Memorandum of Conversation, by the Special Assistant to the Secretary of State ( Arneson )
Subject: Atomic Activities at Goose Bay
|Participants:||The Canadian Ambassador, Hume Wrong|
|George Ignatieff, First Secretary,1 Canadian Embassy|
|R. Gordon Arneson, S/AE, Department of State|
Mr. Arneson called on the Canadian Ambassador at the latter’s request at 4 p.m. today. The Ambassador had received word from Ottawa to the following effect:
Canada would very much welcome having an opportunity to engage in frequent discussions on developing world situations as they relate to [Page 828] the use or non-use of atomic weapons. Ottawa would prefer in the interests of saving the time of busy people and of a fuller exchange of ideas if such discussions were set up on a tripartite basis.
Over and above such general discussions directed toward an analysis of world situations which might or might not lead to the use of atomic weapons, Canada also desires to be consulted as much in advance as possible in the following cases:
- Storage of nuclear cores at Goose Bay.
- Over-flight of Canada with nuclear cores or complete weapons.
- Atomic weapon strikes from Goose Bay.
Canada is prepared to recognize now the necessity for an exception to the above; in the event of Soviet armed attack anywhere on the North American continent Canada is prepared to agree in advance that the United States should launch immediate retaliation by any and all means and from any and all available bases.
As to the deployment of non-nuclear components to Goose Bay and over-flight of Canada by planes carrying non-nuclear components, Canada is prepared to have such activities carried out at any time, subject to maximum notification. Details of actual flights, number of participating aircraft, etc., can be handled through regular interservice channels.
Mr. Arneson said that the Canadian proposals appeared promising but that he would, of course, need to have further discussions in the Department before he would be in a position to say what the United States reactions would be. He expressed the view that periodic discussions on developing world situations which might or might not call for the use of atomic weapons should provide the Canadian participants in such talks with the necessary background with which to consider any future proposal by the United States that nuclear components or completed weapons be stored at Goose Bay, flown over Canada, or employed in air strikes from Goose Bay. It was his hope that such discussions would help to identify with particularity those situations which, if they occurred, would call for prompt preparatory actions on the part of the United States and/or for offensive atomic strikes. The Canadian Ambassador felt that arrangements for periodic discussions would go a long way toward bringing about Canadian agreement to the storage of nuclear components and strikes from Goose Bay if and as necessary. He did not feel that the Canadian desire for consultation in the above cited instances would serve as a cause of delay. Such consultations, he felt, would be part of the process of decision rather than an obstacle in the way of carrying out a decision once made by the President.

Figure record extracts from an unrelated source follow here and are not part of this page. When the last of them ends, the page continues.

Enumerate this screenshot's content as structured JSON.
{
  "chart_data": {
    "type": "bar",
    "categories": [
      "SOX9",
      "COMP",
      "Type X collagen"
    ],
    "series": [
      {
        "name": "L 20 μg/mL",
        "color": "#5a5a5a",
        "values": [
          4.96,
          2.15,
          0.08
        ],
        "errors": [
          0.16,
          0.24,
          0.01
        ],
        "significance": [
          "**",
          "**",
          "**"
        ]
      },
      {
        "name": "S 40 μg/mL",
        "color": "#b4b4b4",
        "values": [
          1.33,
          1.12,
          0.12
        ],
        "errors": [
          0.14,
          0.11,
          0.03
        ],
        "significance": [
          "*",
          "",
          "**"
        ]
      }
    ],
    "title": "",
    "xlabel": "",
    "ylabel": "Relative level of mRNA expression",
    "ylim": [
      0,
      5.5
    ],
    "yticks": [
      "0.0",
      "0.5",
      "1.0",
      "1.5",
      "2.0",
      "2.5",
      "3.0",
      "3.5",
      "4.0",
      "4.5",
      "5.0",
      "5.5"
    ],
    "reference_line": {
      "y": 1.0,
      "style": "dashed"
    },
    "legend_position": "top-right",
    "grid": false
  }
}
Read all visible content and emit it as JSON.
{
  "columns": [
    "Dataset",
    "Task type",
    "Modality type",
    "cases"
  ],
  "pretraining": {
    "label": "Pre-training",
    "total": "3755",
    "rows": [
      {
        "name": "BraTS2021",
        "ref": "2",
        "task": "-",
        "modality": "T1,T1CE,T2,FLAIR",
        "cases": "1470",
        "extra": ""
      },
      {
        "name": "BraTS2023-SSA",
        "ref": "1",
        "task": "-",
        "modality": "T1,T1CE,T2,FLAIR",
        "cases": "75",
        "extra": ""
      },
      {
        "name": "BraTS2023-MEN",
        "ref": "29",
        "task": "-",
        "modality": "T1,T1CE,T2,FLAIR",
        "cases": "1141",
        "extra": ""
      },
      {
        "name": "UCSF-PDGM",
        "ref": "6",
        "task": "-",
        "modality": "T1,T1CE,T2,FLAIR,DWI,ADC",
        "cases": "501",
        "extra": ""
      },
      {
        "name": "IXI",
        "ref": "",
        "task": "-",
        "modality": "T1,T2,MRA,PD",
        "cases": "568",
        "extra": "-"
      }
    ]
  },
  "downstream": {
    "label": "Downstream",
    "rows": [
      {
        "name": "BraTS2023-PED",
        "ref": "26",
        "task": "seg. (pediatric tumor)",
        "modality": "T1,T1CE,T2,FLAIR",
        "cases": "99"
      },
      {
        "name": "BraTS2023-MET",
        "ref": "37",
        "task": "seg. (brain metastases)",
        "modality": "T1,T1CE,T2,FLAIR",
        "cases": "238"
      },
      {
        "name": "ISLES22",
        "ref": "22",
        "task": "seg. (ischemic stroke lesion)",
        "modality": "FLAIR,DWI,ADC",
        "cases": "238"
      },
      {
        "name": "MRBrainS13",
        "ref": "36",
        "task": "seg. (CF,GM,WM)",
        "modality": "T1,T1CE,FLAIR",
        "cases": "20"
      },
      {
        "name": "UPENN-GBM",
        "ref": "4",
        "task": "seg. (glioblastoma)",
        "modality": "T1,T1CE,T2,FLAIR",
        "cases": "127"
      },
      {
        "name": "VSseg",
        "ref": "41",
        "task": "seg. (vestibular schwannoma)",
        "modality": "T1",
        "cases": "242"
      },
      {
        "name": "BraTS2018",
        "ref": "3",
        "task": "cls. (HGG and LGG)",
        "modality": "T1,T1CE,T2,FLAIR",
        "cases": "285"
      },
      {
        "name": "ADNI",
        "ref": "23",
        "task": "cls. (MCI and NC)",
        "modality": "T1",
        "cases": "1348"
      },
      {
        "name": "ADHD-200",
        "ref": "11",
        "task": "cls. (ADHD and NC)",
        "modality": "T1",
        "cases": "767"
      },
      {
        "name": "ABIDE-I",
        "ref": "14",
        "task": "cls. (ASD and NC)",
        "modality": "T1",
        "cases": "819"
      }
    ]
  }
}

The Ambassador inquired whether it would be thought appropriate for him to talk with Sir Oliver Franks about these matters. He said he had refrained from doing so up until now and would not do so unless the United States were agreeable. Mr. Arneson stated that he [Page 829] did not know what the Department’s current thinking was on the question whether discussions should be on a tripartite or a bilateral basis. He recalled that the earlier thinking was that the latter should be the case. Until he had had a chance to clarify this he suggested that the Canadian Ambassador hold off any discussions with Sir Oliver Franks.
In connection with Mr. Arneson’s visit to Chalk River2 later on in the week, it was suggested that he should stop over in Ottawa Saturday morning, May 12, and meet with the appropriate Canadian officials dealing with this problem. The Ambassador thought that the Canadians would want Mr. Pearson to sit in as well as Under Secretary Heeney. Mr. Arneson expressed the view that this would be a very useful thing to do and would be at the disposal of the appropriate Canadian officials Saturday morning. He hoped that he would be in a position to state rather more definitive views to the Canadians by that time.